Integrating Innovative Biomarkers of Environmentally Induced Disease for Children in Agricultural CommunitiesEPA Grant Number: R832733
Title: Integrating Innovative Biomarkers of Environmentally Induced Disease for Children in Agricultural Communities
Investigators: Faustman, Elaine
Current Investigators: Faustman, Elaine , Griffith, William C. , Yu, Xiaozhong
Institution: University of Washington - Seattle
Current Institution: University of Washington , University of Washington - Seattle
EPA Project Officer: Callan, Richard
Project Period: October 1, 2005 through September 30, 2008 (Extended to September 30, 2010)
Project Amount: $749,997
RFA: Early Indicators of Environmentally Induced Disease (2004) RFA Text | Recipients Lists
Research Category: Human Health , Health , Biology/Life Sciences , Children's Health , Health Effects
The proposed study is a supplement to our EPA/NIEHS funded Center for Child Environmental Health Risks Research (CHC). We propose to develop an integrative tool for evaluating the importance of knowledge of biomarkers of susceptibility and early response for establishing the exposure-effect-disease relationship in adults and children in agricultural and non-agricultural communities. This study will examine multiple levels of biomarkers including susceptibility, early biological effect, and biomarkers of effect.
As described above, the purpose of this study is to develop an integrative tool for evaluating the importance of knowledge of biomarkers of susceptibility and early response for establishing the exposure-effect-disease relationship in adults and children in agricultural and non-agricultural communities. While there has been more than a decade of research on children in agricultural communities, many unanswered questions remain for both children and adults regarding patterns of exposure and the link between exposure and disease. This proposed study will build on our current study and could significantly advance our understanding of individual susceptibility and early indicators of biological effect. Hypothesis to be tested:
1. Knowing the genotype/phenotype for key genes that metabolize organophosphate (OP) pesticides (biomarkers of susceptibility) will allow for improved prediction of exposure response and will decrease uncertainty factors for predicting at risk individuals in agricultural communities.
2. Knowing polymporphisms of oxidant responsive pathways will allow us to:
- Better evaluate the potential for genomic biomarkers of early response with OP metabolites of exposure.
- Better predict relationship of biomarkers of effect (AChE) to respond in dose-response manner to the OP exposures in adults and children.
- Better predict whether "omic" biomarkers of disease are correlated with OP exposure.
We have the unique opportunity to coordinate this proposed study with an on-going community based participatory research child cohort study in the Yakima Valley (CBPR). This parent study is a part of the EPA/NIEHS funded Center for Child Environmental Health Risks Research (CHC). We will evaluate biomarkers of susceptibility (genotype for pesticide metabolism and oxidative protective pathways) and biomarkers of early biological effect (gene expression responses in oxidative response and cell death) and biomarkers of effect (cholinesterase and clinical disease pathways).

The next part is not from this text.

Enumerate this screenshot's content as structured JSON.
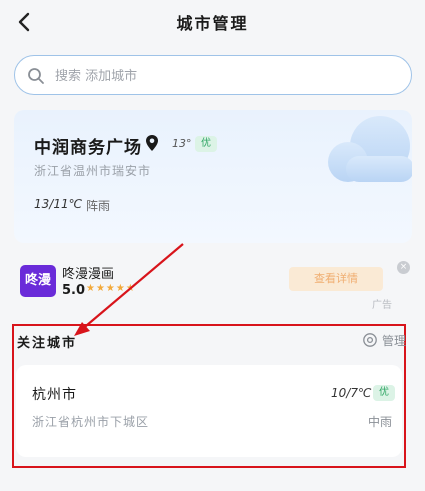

This project will result in five expected products and benefits. First, an integrative tool will be developed for assessing overall risk of developing environmentally induced disease for agricultural populations. This tool will integrate biomarkers of exposure, susceptibility and effect by evaluating key contributors to within and between individual variability in the exposure response pathway. A second result from this matrix will be that it can incorporate knowledge about individual and population based information on genetic susceptibility factors linked with metabolism and response. Third, the tool will utilize a mechanistic based mode of action approach for linking two biomarkers of effect with exposure. The suite of biomarkers to be evaluated in this STAR grant includes innovative "omic" biomarkers for both early response and oxidative stress and apoptosis as well as disease based gene pathways for disease. These biomarkers will be examined in the context of individual exposure over time and within an individual profile of genetic susceptibility for stress response. This project will represent the first time RNA samples have been collected using relatively non-invasive techniques (buccal cell samples) in field conditions. This part of the study will provide important information on biomarker variability and QA/QC information for standardizing such dynamic markers of response for longitudinal cohort studies.